RBCs support thrombin generation

A small percentage (~0.5%) of RBCs circulate with exposed phosphatidylserine (PS) on their outer membranes [74], suggesting RBCs can assemble prothrombinase complexes and support thrombin generation. Interestingly, although levels of both PS-positive RBCs and platelets are elevated in patients with SCD genotypes, only PS-positive RBCs correlate with circulating biomarkers of coagulation activation, including F1.2 and _D-dimer [74]. This finding suggests PS-positive RBCs are the primary cell responsible for thrombophilia in SCD. In vitro studies support this premise; when added to platelet-poor plasma, RBCs shorten the lag time and increase the peak of thrombin generation similar to that seen with platelets [75,76], although in contrast to platelets, thrombin generation on RBCs occurs through the meizothrombin pathway [77]. RBCs can also produce microvesicles that activate proco-agulant and complement pathways in vitro [78–80]. These findings suggest RBCs promote VT and that blocking RBC incorporation in venous thrombi would decrease fibrin formation.
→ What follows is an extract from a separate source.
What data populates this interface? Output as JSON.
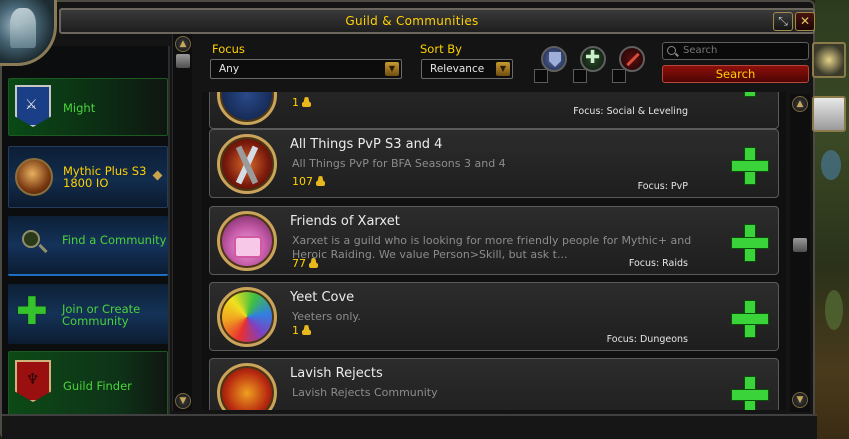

RBCs alter fibrin structure and stability

RBCs alter fibrin network structure [81,82] and reduce fibrin network permeability [83]. RBCs also suppress plasmin generation and reduce clot dissolution [82]. In the presence of the substantial contractile forces induced by platelets during clot retraction [84,85], RBCs are dramatically compressed, which further reduces clot permeability and restricts access of fibrinolytic enzymes to the clot [2,86]. Although this phenomenon was noted in thrombi harvested from the arterial vasculature [2], intravascular clot contraction and polyhedrocyte formation is likely to have a significant impact on VT as well, because these thrombi contain platelets and large numbers of RBCs. These data suggest reducing RBC content in thrombi may be a novel therapeutic approach for reducing VT.

Conclusions

Continued studies are needed to delineate the pathophysiologic mechanisms that mediate fibrinogen, FXIII, and RBC interactions during VT. Identification of the RBC receptor that binds fibrin(ogen), and characterization of the FXIIIa substrate that mediates RBC retention in retracted clots may provide new therapeutic targets for reducing blood viscosity and decreasing VT. Importantly, future investigations of pathologic mechanisms mediating VT should utilize holistic systems that include plasma and cells and permit the dynamic interplay between fibrinogen, FXIII, and RBCs that occurs during VT in vivo.